For detection, images are divided into slightly overlapping squares of 299x299 pixels, and the machine learning system computes a value (between 0.0 and 1.0) for each square. High values are more likely to be real wildfires. The system is not perfect and regularly generates false positives, which are mostly triggered by fog or clouds. We are continuously working on improving the accuracy of the system. Below are sample images of both true and false positives.
This machine learning based filter uses the same image object recognitionon model (Inception V3) mentioned above, but this time the model was trained on specially prepared composite images that highlight changes between successive images (usually one minute apart) from the same view. Similar to the earlier model, this one was also trained on many thousands of unique composite images containing real smoke from early phases of wildfires and images without smoke. Below are a few sample composite images of smoke with the changes highlighted in red.
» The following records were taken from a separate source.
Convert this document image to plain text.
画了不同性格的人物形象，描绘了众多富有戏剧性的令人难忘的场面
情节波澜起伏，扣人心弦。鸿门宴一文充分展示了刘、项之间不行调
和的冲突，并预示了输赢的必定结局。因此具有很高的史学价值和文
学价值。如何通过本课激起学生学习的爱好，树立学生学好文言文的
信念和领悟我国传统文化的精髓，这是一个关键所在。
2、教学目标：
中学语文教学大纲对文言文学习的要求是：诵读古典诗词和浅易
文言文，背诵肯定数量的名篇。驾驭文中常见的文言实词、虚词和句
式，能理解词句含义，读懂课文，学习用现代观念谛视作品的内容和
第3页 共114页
This machine learning based filter uses the weather data (e.g., temperature, humidity, wind, visibility, etc...) at both the camera location as well as the location of the potentail fire. It has been trained with thousands of datapoints of both real fires and situations when false positives were not caught by earlier filters.
The real-time potential wildfire notifications from the detection service are displayed on this live updating site. The display for each potential wildfire event is optimized so users can quickly determine if the event is real fire or a false positive. Each event includes a time-lapse video of previous few minutes of the same area as well as a map with a highligheted triangle indicating the view from the associated video.
The site allows users to vote on each notificaton to indicate whether it was a real fire or not. The events where the majority of the users confirm a real fire are displayed on a separate Confirmed Fires tab. The votes are also helpful for improving the system by retraining the machine learning system with new images. Users can also specify a desired geographical region to limit the notifications to those that may overlap the specified region.
In case someone discovers a real fire that recently ignited, they should consider informing the wildfire dispatch center to take appropriate action. Please note that this site does not alert the authorities directly.Check potential wildfires
Open Climate Tech, Inc. is a 501c3 non-profit organization that was formally founded in 2020. Although technology alone can't fix all the problems made worse by climate change, we believe technology can help mitigate some of the adverse effects. The projects supported by this organization are developed by volunteers, and we welcome enthusiastic contributors interested in joining existing projects or starting new projects. We believe that open sourcing the technology helps collaboration with other groups and encourages volunteers. All code should have an open source license.